Gautam Das | |
Field: | Computer Science |
Work Institution: | Microsoft Research Compaq University of Memphis University of Texas at Arlington |
Alma Mater: | University of Wisconsin, Madison Indian Institute of Technology, Kanpur |
Thesis Title: | Approximation Schemes in Computational Geometry |
Thesis Url: | https://dl.acm.org/doi/book/10.5555/917456 |
Thesis Year: | 1990 |
Doctoral Advisor: | Deborah A. Joseph |
Gautam Das[1] is a computer scientist in the field of databases research. He is an ACM Fellow (since 2021) and IEEE Fellow (since 2020).
He is a Distinguished University Chair Professor of Computer Science and Engineering, Associate Dean of Research of College of Engineering at the University of Texas at Arlington, and director of the Database Exploration Laboratory (DBXLAB) at the CSE department at UTA. His is known for his work in databases, data mining, computational geometry, and algorithms.
He graduated with a B.Tech. in computer science from IIT Kanpur, India, and with a Ph.D. in computer science from the University of Wisconsin, Madison. Prior to joining UTA in 2004, Das has held positions at Microsoft Research, Compaq and the University of Memphis.
Das's early research interests were in computational geometry and graph algorithms. His Ph.D. dissertation made several significant contributions, most notably the discovery of greedy graph spanners. Greedy spanners – for general weighted graphs as well as in the geometric setting – have been continuously and extensively studied ever since, and have been shown to be almost as good as any other graph spanner in both lightness and edge sparsity.

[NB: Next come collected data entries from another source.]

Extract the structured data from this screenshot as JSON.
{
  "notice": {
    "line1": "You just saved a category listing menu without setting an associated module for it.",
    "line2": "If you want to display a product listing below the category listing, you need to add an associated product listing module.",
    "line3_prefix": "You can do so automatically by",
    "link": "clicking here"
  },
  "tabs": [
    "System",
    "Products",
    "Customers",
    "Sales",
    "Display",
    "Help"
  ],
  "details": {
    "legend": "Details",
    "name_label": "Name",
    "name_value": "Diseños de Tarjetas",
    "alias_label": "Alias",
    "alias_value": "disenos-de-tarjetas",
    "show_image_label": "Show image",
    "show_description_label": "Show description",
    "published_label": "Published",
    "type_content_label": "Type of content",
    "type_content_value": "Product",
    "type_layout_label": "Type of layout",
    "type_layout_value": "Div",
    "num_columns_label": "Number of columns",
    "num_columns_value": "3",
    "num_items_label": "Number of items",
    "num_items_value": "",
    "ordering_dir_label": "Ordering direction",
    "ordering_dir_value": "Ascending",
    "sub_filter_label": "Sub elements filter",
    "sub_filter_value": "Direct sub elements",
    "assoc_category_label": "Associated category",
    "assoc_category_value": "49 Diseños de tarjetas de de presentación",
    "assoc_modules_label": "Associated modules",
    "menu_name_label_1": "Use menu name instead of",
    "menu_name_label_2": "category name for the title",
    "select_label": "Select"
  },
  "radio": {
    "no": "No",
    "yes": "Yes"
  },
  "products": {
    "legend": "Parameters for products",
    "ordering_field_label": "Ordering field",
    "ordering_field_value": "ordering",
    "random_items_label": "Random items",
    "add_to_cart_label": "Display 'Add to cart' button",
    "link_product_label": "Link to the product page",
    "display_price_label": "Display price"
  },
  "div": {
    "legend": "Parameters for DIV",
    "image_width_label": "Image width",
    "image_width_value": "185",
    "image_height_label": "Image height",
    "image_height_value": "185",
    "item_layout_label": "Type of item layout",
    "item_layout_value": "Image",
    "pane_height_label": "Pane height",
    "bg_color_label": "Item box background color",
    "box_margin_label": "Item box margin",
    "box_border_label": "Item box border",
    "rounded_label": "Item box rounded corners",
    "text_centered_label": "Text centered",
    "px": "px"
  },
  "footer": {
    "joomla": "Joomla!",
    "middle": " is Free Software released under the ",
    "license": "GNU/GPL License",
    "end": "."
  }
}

In the subsequent decades, his research interests broadened to all aspects of Big Data Exploration, including data management, data analytics, machine learning and data mining. He contributed to early research on the intersection of databases and information retrieval, in particular keyword search (e.g., the DBXplorer system) and ranked retrieval in database systems. Other highlights of his research have been in time series mining, approximate query processing, and Deep Web analytics. He is presently working on areas such as machine learning approaches for approximate query processing, and fairness and explainability in data management systems.
His work has received several awards, including the Communications of ACM Research Highlight in 2021, Research Highlight Award of SIGMOD 2019, ACM SIGKDD Doctoral Dissertation Award (honorable mention) in 2014 (for his student), IEEE ICDE 10-Year Influential Paper award received in 2012, and numerous other awards.
Gautam Das has been on the editorial board of the journals ACM TODS and IEEE TKDE. He has served in the organization roles of several major conferences, including as General Chair of ACM SIGMOD/PODS 2018.